Who or what influenced your writing once you began?

I like to let the story unfold so I would say it’s more of a stream of consciousness process guided by rhyme. “The Artist’s Way” by Julia Cameron helped to get me out creative blocks, as well.

Who or what influenced your writing over the years?

What has helped me the most over the years is looking at other people’s edits or suggestions of my work. For that moment, I get to see how their brains work and in so doing, it expands the possibilities I see in the act and process of writing.

What made you want to be a writer?

I didn’t necessarily want to be a writer or set out to be one. I just wanted to tell a story and bring a character to life, and writing was the medium I chose.

What do you consider the most challenging about writing a novel, or about writing in general?

Getting over your own doubts to realize the project and developing a good arc for the story.

Did writing this book teach you anything and what was it?

I’ve struggled with making healthy choices most of my life and writing Life of Shouty: Food & Fitness taught me you can still contribute something of value in an area you’ve yet to conquer.
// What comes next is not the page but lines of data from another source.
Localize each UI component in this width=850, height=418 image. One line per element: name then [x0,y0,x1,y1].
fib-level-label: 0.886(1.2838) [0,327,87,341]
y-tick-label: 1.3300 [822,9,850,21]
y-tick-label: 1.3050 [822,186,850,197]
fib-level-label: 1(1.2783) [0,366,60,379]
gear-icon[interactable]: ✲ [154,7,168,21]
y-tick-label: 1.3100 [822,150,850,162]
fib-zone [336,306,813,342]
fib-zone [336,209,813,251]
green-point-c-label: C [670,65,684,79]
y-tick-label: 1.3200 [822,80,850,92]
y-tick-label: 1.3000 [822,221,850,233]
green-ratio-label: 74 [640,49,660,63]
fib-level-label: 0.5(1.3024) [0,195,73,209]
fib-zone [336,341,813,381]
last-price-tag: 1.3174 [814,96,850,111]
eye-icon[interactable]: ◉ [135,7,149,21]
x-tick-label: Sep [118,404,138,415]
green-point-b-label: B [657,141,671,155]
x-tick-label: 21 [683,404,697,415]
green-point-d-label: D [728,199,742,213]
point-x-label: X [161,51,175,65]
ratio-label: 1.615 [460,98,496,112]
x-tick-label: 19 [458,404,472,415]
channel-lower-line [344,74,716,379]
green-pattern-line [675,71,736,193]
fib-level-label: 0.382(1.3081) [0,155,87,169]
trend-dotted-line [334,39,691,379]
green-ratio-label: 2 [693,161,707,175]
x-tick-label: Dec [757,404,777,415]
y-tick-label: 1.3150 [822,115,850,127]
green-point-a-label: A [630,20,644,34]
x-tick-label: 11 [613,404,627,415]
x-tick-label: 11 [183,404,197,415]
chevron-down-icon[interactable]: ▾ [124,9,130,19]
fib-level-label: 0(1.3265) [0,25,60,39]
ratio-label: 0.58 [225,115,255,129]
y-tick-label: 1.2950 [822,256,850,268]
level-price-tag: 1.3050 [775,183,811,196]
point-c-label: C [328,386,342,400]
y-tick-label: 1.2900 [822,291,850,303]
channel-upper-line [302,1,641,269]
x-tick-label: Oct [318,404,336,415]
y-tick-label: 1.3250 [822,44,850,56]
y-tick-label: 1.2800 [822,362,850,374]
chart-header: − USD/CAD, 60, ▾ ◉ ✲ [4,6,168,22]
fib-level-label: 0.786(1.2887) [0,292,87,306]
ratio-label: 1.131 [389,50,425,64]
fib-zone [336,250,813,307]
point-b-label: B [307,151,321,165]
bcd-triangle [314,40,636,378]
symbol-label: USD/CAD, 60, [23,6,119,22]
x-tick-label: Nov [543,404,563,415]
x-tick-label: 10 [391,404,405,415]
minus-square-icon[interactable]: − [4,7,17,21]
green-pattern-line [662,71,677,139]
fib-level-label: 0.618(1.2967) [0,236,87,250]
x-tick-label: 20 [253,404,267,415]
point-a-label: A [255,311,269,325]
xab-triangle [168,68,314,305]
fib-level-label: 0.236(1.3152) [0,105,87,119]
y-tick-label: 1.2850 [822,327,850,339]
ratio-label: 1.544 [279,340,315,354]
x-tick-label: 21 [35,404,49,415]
About Life of Shouty: Food and Fitness

Life of Shouty Food and FitnessShouty returns with a new challenge: his health. The second book in the Life of Shouty™ series by award-winning author and illustrator NeonSeon shows Shouty’s ups and downs on the path to wellness.

Like many of us, Shouty places a premium on being a productive person, and crossing items off his daily to-do list. While healthy food and fitness don’t make his list of priorities, Shouty is unaware of the impact this has on his declining health. Over time, Shouty becomes painfully aware that he must make lifestyle changes to improve his health, quality of life, and self-esteem.

Touching on themes of overeating, obesity, and inactivity, Shouty’s journey is illustrated in a way that captures his despair, as well as his ultimate triumph.

Debuting on Child Health Day, it is NeonSeon’s hope that this book affirms the importance of making healthy choices in one’s life and helps readers envision healthier versions of themselves. If you’ve ever found yourself on either end of the health spectrum, or are making your way somewhere in the middle, Shouty hits several notes on his path that will surely sound familiar.